Use case 1: Garbage collect from the cache, keeping only versions referenced by the current workspace
Code:
dvc gc --workspace
Motivation: The ‘–workspace’ option allows you to perform garbage collection while preserving only the versions of files that are currently referenced by the workspace. This is useful when you want to remove all the unused files and directories that are no longer in use by the current project.
Explanation:
dvc gc
: Command to initiate the garbage collection process.--workspace
: Option to specify that only the versions referenced by the current workspace should be kept while removing the unused files and directories.
Example output:
Removing unused cache files...
Garbage collection completed successfully.
Use case 2: Garbage collect from the cache, keeping only versions referenced by branch, tags, and commits
Code:
dvc gc --all-branches --all-tags --all-commits
Motivation: The ‘–all-branches’, ‘–all-tags’, and ‘–all-commits’ options provide a way to perform garbage collection while preserving only the versions referenced by all the branches, tags, and commits in the repository. This is helpful when you want to optimize the storage by removing unused files and directories across all the different versions.
Explanation:
dvc gc
: Command to initiate the garbage collection process.--all-branches
: Option to include all the branches in the repository for garbage collection.--all-tags
: Option to include all the tags in the repository for garbage collection.--all-commits
: Option to include all the commits in the repository for garbage collection.
Example output:
Removing unused cache files...
Garbage collection completed successfully.
Use case 3: Garbage collect from the cache, including the default cloud remote storage
Code:
dvc gc --all-commits --cloud
Motivation: The ‘–cloud’ option allows you to perform garbage collection not only from the cache but also from the default cloud remote storage (if set). This is beneficial when you want to optimize both local and remote storage by removing unused files and directories from both locations.
Explanation:
dvc gc
: Command to initiate the garbage collection process.--all-commits
: Option to include all the commits in the repository for garbage collection.--cloud
: Option to include the default cloud remote storage for garbage collection.
Example output:
Removing unused cache files from the local cache...
Removing unused files from cloud storage...
Garbage collection completed successfully.
Use case 4: Garbage collect from the cache, including a specific cloud remote storage
Code:
dvc gc --all-commits --cloud --remote remote_name
Motivation: The ‘–remote’ option allows you to specify a specific cloud remote storage for garbage collection. This is useful when you have multiple cloud remotes and want to optimize the storage for a particular remote by removing unused files and directories.
Explanation:
dvc gc
: Command to initiate the garbage collection process.--all-commits
: Option to include all the commits in the repository for garbage collection.--cloud
: Option to include the cloud storage for garbage collection.--remote remote_name
: Option to specify the name of the remote storage.
Example output:
Removing unused cache files from the local cache...

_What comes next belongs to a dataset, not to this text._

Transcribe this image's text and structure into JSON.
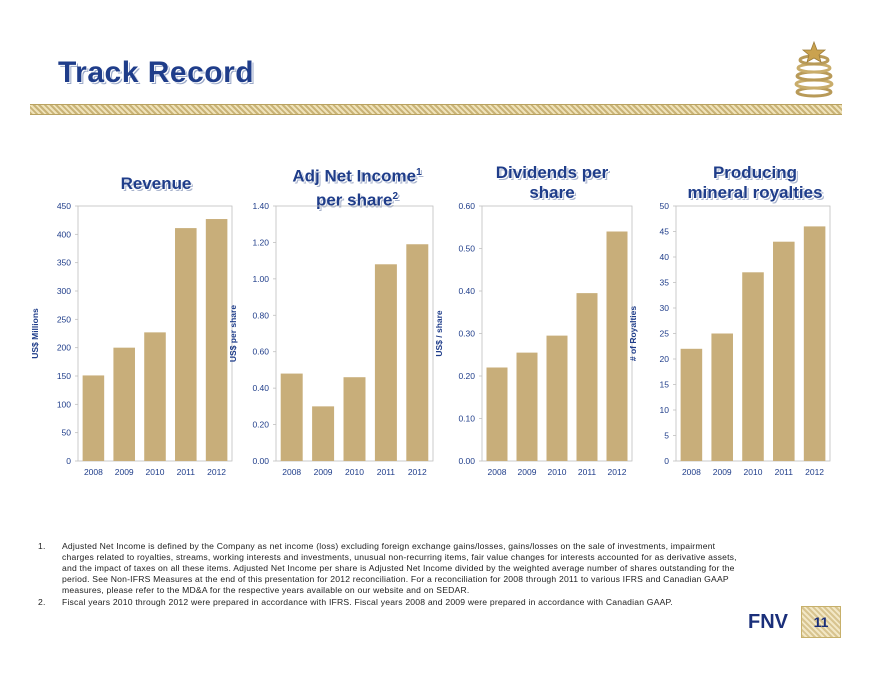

Removing unused files from cloud storage 'remote_name'...
Garbage collection completed successfully.
Conclusion:
The ‘dvc gc’ command is a powerful tool for optimizing storage by removing unused files and directories. It provides flexibility in choosing the versions to keep and the locations to perform garbage collection. By using the different options, you can fine-tune the cleanup process based on your specific requirements.